I'm looking for some ideas for version control in Confluence.
Our situation is this: We are using Confluence for our customer-facing documentation. We plan to make our site available to anonymous users (our clients) but want to use the comments section on the page for internal review by named users without having those comments visible to the anonymous users. We've not found a way to do this in Confluence. We've tried Scroll Versions, but it is very buggy and crashes other parts of Confluence. I am not sure the functionality we need exists there, either.
We thought we had solved the problem with separate "draft" and "production" spaces, but links and images don't play well when moved from one space to another and Atlassian has said that this is "expected behavior."

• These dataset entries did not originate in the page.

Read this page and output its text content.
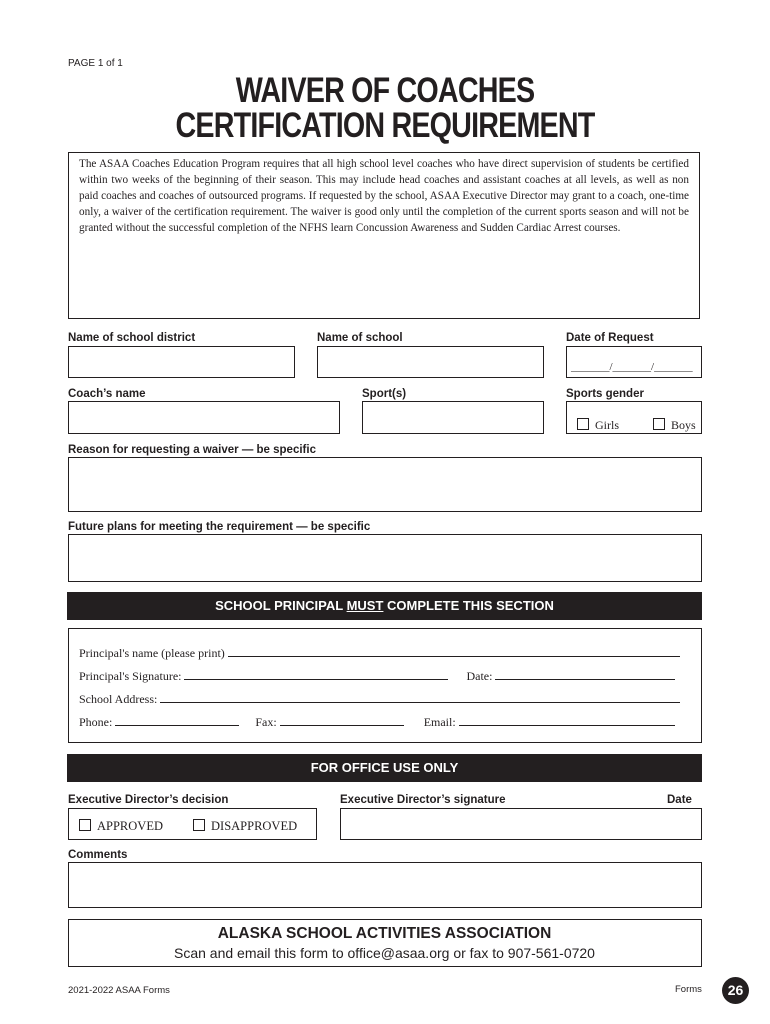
PAGE 1 of 1
WAIVER OF COACHES
CERTIFICATION REQUIREMENT

The ASAA Coaches Education Program requires that all high school level coaches who have direct supervision of students be certified within two weeks of the beginning of their season. This may include head coaches and assistant coaches at all levels, as well as non paid coaches and coaches of outsourced programs. If requested by the school, ASAA Executive Director may grant to a coach, one-time only, a waiver of the certification requirement. The waiver is good only until the completion of the current sports season and will not be granted without the successful completion of the NFHS learn Concussion Awareness and Sudden Cardiac Arrest courses.

Name of school district	Name of school	Date of Request
_______/_______/_______
Coach’s name	Sport(s)	Sports gender
Girls	Boys
Reason for requesting a waiver — be specific
Future plans for meeting the requirement — be specific
SCHOOL PRINCIPAL MUST COMPLETE THIS SECTION
Principal's name (please print)
Principal's Signature:	Date:
School Address:
Phone:	Fax:	Email:
FOR OFFICE USE ONLY
Executive Director’s decision
APPROVED	DISAPPROVED
Executive Director’s signature	Date
Comments
ALASKA SCHOOL ACTIVITIES ASSOCIATION
Scan and email this form to office@asaa.org or fax to 907-561-0720
2021-2022 ASAA Forms	Forms	26
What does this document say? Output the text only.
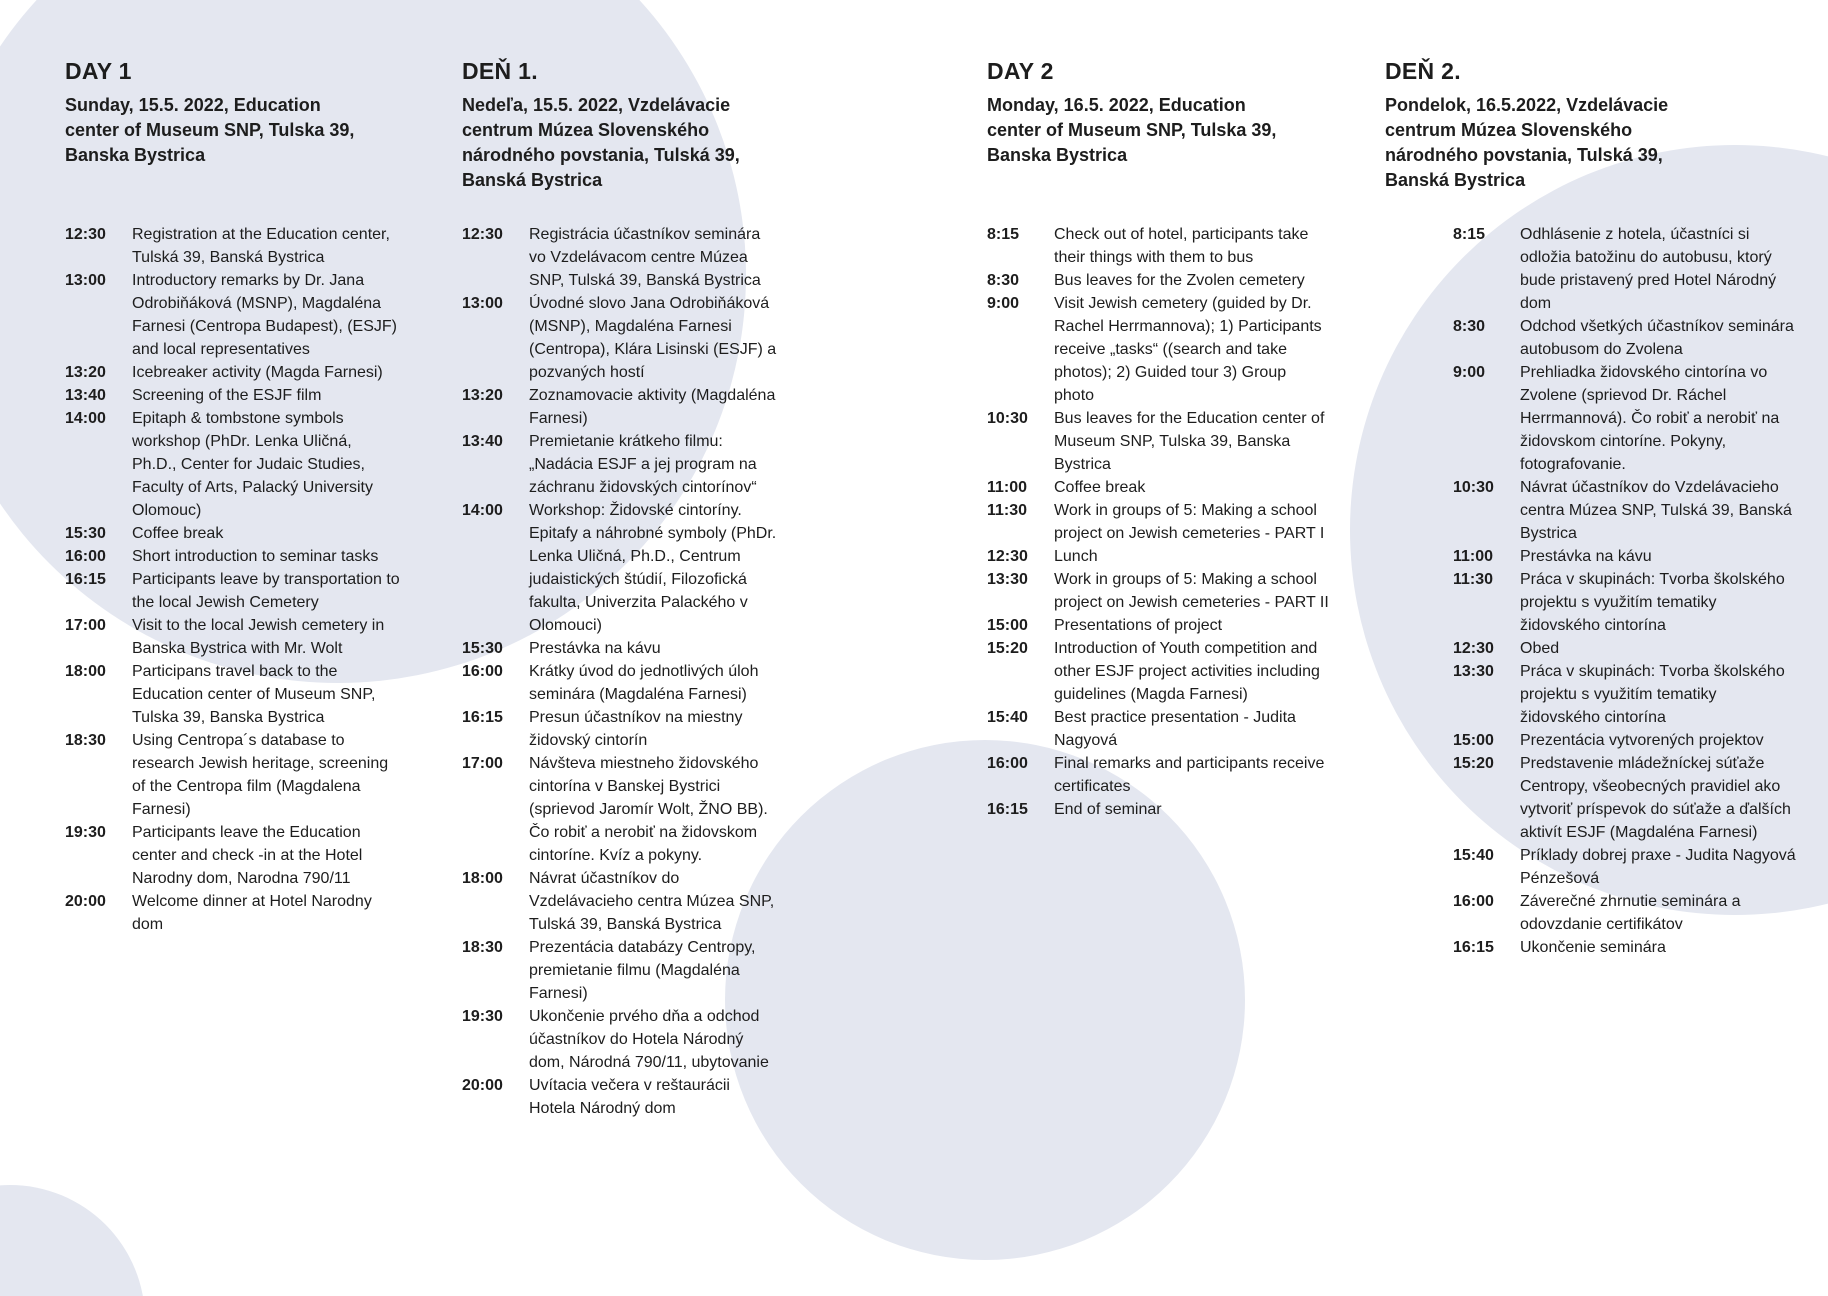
DAY 1

Sunday, 15.5. 2022, Education center of Museum SNP, Tulska 39, Banska Bystrica

12:30	Registration at the Education center, Tulská 39, Banská Bystrica
13:00	Introductory remarks by Dr. Jana Odrobiňáková (MSNP), Magdaléna Farnesi (Centropa Budapest), (ESJF) and local representatives
13:20	Icebreaker activity (Magda Farnesi)
13:40	Screening of the ESJF film
14:00	Epitaph & tombstone symbols workshop (PhDr. Lenka Uličná, Ph.D., Center for Judaic Studies, Faculty of Arts, Palacký University Olomouc)
15:30	Coffee break
16:00	Short introduction to seminar tasks
16:15	Participants leave by transportation to the local Jewish Cemetery
17:00	Visit to the local Jewish cemetery in Banska Bystrica with Mr. Wolt
18:00	Participans travel back to the Education center of Museum SNP, Tulska 39, Banska Bystrica
18:30	Using Centropa´s database to research Jewish heritage, screening of the Centropa film (Magdalena Farnesi)
19:30	Participants leave the Education center and check -in at the Hotel Narodny dom, Narodna 790/11
20:00	Welcome dinner at Hotel Narodny dom
DEŇ 1.

Nedeľa, 15.5. 2022, Vzdelávacie centrum Múzea Slovenského národného povstania, Tulská 39, Banská Bystrica

12:30	Registrácia účastníkov seminára vo Vzdelávacom centre Múzea SNP, Tulská 39, Banská Bystrica
13:00	Úvodné slovo Jana Odrobiňáková (MSNP), Magdaléna Farnesi (Centropa), Klára Lisinski (ESJF) a pozvaných hostí
13:20	Zoznamovacie aktivity (Magdaléna Farnesi)
13:40	Premietanie krátkeho filmu: „Nadácia ESJF a jej program na záchranu židovských cintorínov“
14:00	Workshop: Židovské cintoríny. Epitafy a náhrobné symboly (PhDr. Lenka Uličná, Ph.D., Centrum judaistických štúdií, Filozofická fakulta, Univerzita Palackého v Olomouci)
15:30	Prestávka na kávu
16:00	Krátky úvod do jednotlivých úloh seminára (Magdaléna Farnesi)
16:15	Presun účastníkov na miestny židovský cintorín
17:00	Návšteva miestneho židovského cintorína v Banskej Bystrici (sprievod Jaromír Wolt, ŽNO BB). Čo robiť a nerobiť na židovskom cintoríne. Kvíz a pokyny.
18:00	Návrat účastníkov do Vzdelávacieho centra Múzea SNP, Tulská 39, Banská Bystrica
18:30	Prezentácia databázy Centropy, premietanie filmu (Magdaléna Farnesi)
19:30	Ukončenie prvého dňa a odchod účastníkov do Hotela Národný dom, Národná 790/11, ubytovanie
20:00	Uvítacia večera v reštaurácii Hotela Národný dom
DAY 2

Monday, 16.5. 2022, Education center of Museum SNP, Tulska 39, Banska Bystrica

8:15	Check out of hotel, participants take their things with them to bus
8:30	Bus leaves for the Zvolen cemetery
9:00	Visit Jewish cemetery (guided by Dr. Rachel Herrmannova); 1) Participants receive „tasks“ ((search and take photos); 2) Guided tour 3) Group photo
10:30	Bus leaves for the Education center of Museum SNP, Tulska 39, Banska Bystrica
11:00	Coffee break
11:30	Work in groups of 5: Making a school project on Jewish cemeteries - PART I
12:30	Lunch
13:30	Work in groups of 5: Making a school project on Jewish cemeteries - PART II
15:00	Presentations of project
15:20	Introduction of Youth competition and other ESJF project activities including guidelines (Magda Farnesi)
15:40	Best practice presentation - Judita Nagyová
16:00	Final remarks and participants receive certificates
16:15	End of seminar
DEŇ 2.

Pondelok, 16.5.2022, Vzdelávacie centrum Múzea Slovenského národného povstania, Tulská 39, Banská Bystrica

8:15	Odhlásenie z hotela, účastníci si odložia batožinu do autobusu, ktorý bude pristavený pred Hotel Národný dom
8:30	Odchod všetkých účastníkov seminára autobusom do Zvolena
9:00	Prehliadka židovského cintorína vo Zvolene (sprievod Dr. Ráchel Herrmannová). Čo robiť a nerobiť na židovskom cintoríne. Pokyny, fotografovanie.
10:30	Návrat účastníkov do Vzdelávacieho centra Múzea SNP, Tulská 39, Banská Bystrica
11:00	Prestávka na kávu
11:30	Práca v skupinách: Tvorba školského projektu s využitím tematiky židovského cintorína
12:30	Obed
13:30	Práca v skupinách: Tvorba školského projektu s využitím tematiky židovského cintorína
15:00	Prezentácia vytvorených projektov
15:20	Predstavenie mládežníckej súťaže Centropy, všeobecných pravidiel ako vytvoriť príspevok do súťaže a ďalších aktivít ESJF (Magdaléna Farnesi)
15:40	Príklady dobrej praxe - Judita Nagyová Pénzešová
16:00	Záverečné zhrnutie seminára a odovzdanie certifikátov
16:15	Ukončenie seminára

I am wondering how everyone else handles version control and, in particular, retention of comments that accompany a page review.
TIA!
Atlassian sent an email asking me to either accept an answer (there are none, unless you count not using Confluence as an answer), edit my question (not applicable) or close my question. I see no mechanism for closing the question so if TPTB would like to do so, please do.
Q: Elise writes, " ... I am wondering how everyone else handles version control and, in particular, retention of comments that accompany a page review..."
A: I'd suggest migrating to Microsoft Sharepoint.
This tool is a *combination* of both (a) A Wiki and (b) A Document Managment System (DMS).
A D.M.S. will, intrinsically, handle the Use Case you describe. Good luck and best wishes.